Regardless of those expectations—and whether you find the picture to be one of a glass half full or half empty—the data give us all something to work with, and to work toward.


(1) EBRI Notes May 2012, “Retirement Income Adequacy for Boomers and Gen Xers: Evidence from the 2012 EBRI Retirement Security Projection Model,®” online here. 

(2) The Retirement Security Projection Model® (RSPM) was developed in 2003, and in 2010 it was updated it to incorporate several significant changes, including the impacts of defined benefit plan freezes, automatic enrollment provisions for 401(k) plans and the recent crises in the financial and housing markets. EBRI has recently updated RSPM for changes in financial and real estate market conditions as well as underlying demographic changes and changes in 401(k) participant behavior since January 1, 2010.

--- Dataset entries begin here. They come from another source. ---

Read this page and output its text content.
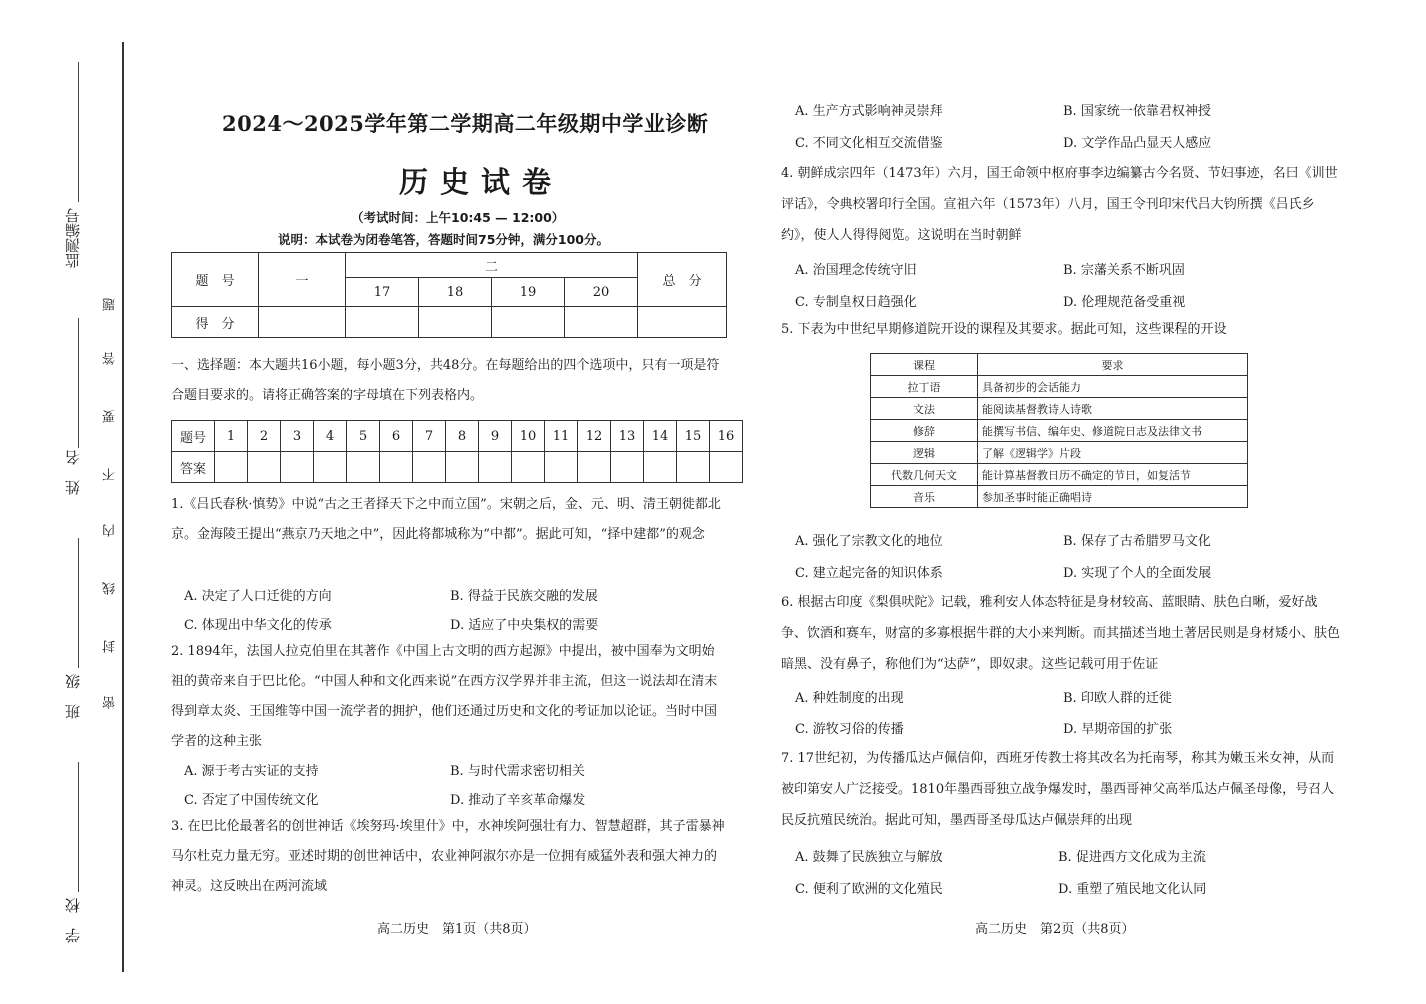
监测编号
姓　名
班　级
学　校
题
答
要
不
内
线
封
密
2024～2025学年第二学期高二年级期中学业诊断
历史试卷
（考试时间：上午10:45 — 12:00）
说明：本试卷为闭卷笔答，答题时间75分钟，满分100分。
题　号	一	二				总　分
		17	18	19	20	
得　分						
一、选择题：本大题共16小题，每小题3分，共48分。在每题给出的四个选项中，只有一项是符合题目要求的。请将正确答案的字母填在下列表格内。
题号	1	2	3	4	5	6	7	8	9	10	11	12	13	14	15	16
答案																
1.《吕氏春秋·慎势》中说“古之王者择天下之中而立国”。宋朝之后，金、元、明、清王朝徙都北京。金海陵王提出“燕京乃天地之中”，因此将都城称为“中都”。据此可知，“择中建都”的观念
A. 决定了人口迁徙的方向	B. 得益于民族交融的发展
C. 体现出中华文化的传承	D. 适应了中央集权的需要
2. 1894年，法国人拉克伯里在其著作《中国上古文明的西方起源》中提出，被中国奉为文明始祖的黄帝来自于巴比伦。“中国人种和文化西来说”在西方汉学界并非主流，但这一说法却在清末得到章太炎、王国维等中国一流学者的拥护，他们还通过历史和文化的考证加以论证。当时中国学者的这种主张
A. 源于考古实证的支持	B. 与时代需求密切相关
C. 否定了中国传统文化	D. 推动了辛亥革命爆发
3. 在巴比伦最著名的创世神话《埃努玛·埃里什》中，水神埃阿强壮有力、智慧超群，其子雷暴神马尔杜克力量无穷。亚述时期的创世神话中，农业神阿淑尔亦是一位拥有威猛外表和强大神力的神灵。这反映出在两河流域
高二历史　第1页（共8页）
A. 生产方式影响神灵崇拜	B. 国家统一依靠君权神授
C. 不同文化相互交流借鉴	D. 文学作品凸显天人感应
4. 朝鲜成宗四年（1473年）六月，国王命领中枢府事李边编纂古今名贤、节妇事迹，名曰《训世评话》，令典校署印行全国。宣祖六年（1573年）八月，国王令刊印宋代吕大钧所撰《吕氏乡约》，使人人得得阅览。这说明在当时朝鲜
A. 治国理念传统守旧	B. 宗藩关系不断巩固
C. 专制皇权日趋强化	D. 伦理规范备受重视
5. 下表为中世纪早期修道院开设的课程及其要求。据此可知，这些课程的开设
课程	要求
拉丁语	具备初步的会话能力
文法	能阅读基督教诗人诗歌
修辞	能撰写书信、编年史、修道院日志及法律文书
逻辑	了解《逻辑学》片段
代数几何天文	能计算基督教日历不确定的节日，如复活节
音乐	参加圣事时能正确唱诗
A. 强化了宗教文化的地位	B. 保存了古希腊罗马文化
C. 建立起完备的知识体系	D. 实现了个人的全面发展
6. 根据古印度《梨俱吠陀》记载，雅利安人体态特征是身材较高、蓝眼睛、肤色白晰，爱好战争、饮酒和赛车，财富的多寡根据牛群的大小来判断。而其描述当地土著居民则是身材矮小、肤色暗黑、没有鼻子，称他们为“达萨”，即奴隶。这些记载可用于佐证
A. 种姓制度的出现	B. 印欧人群的迁徙
C. 游牧习俗的传播	D. 早期帝国的扩张
7. 17世纪初，为传播瓜达卢佩信仰，西班牙传教士将其改名为托南琴，称其为嫩玉米女神，从而被印第安人广泛接受。1810年墨西哥独立战争爆发时，墨西哥神父高举瓜达卢佩圣母像，号召人民反抗殖民统治。据此可知，墨西哥圣母瓜达卢佩崇拜的出现
A. 鼓舞了民族独立与解放	B. 促进西方文化成为主流
C. 便利了欧洲的文化殖民	D. 重塑了殖民地文化认同
高二历史　第2页（共8页）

(3) A household’s simulated lifepath in retirement is considered to be at risk in the baseline version of the model if its aggregate resources in retirement are not sufficient to meet aggregate minimum retirement expenditures, defined as a combination of deterministic expenses from the Consumer Expenditure Survey (as a function of income) as well as some health insurance and out‐of‐pocket health‐related expenses, plus stochastic expenses from nursing home and home health care (at least until the point such expenses are picked up by Medicaid). The resources in retirement are assumed to consist of Social Security (status quo benefits for the baseline version of the simulation); account balances from defined contribution plans; individual retirement accounts (IRAs) and/or cash balance plans; annuities or lump-sum distributions from defined benefit plans; and net housing equity (in the form of a lump‐sum distribution at the point that other financial resources are exhausted). This version of the model is constructed to simulate “basic” retirement income adequacy; however, alternative versions of the model allow similar analysis for replacement rates and other thresholds.

(4) For an idea of just much of an impact plan eligibility makes, consider that, according to the simulation results, Gen Xers with no future years of eligibility would run short of money in retirement 60.7 percent of the time, whereas fewer than 1 in 5 (18.2 percent) of those with 20 or more years of future eligibility would run this risk.

(5) In addition to underlining the importance of automatic enrollment for the lowest income, this also underlines the importance of Social Security as a post-retirement income source for this group.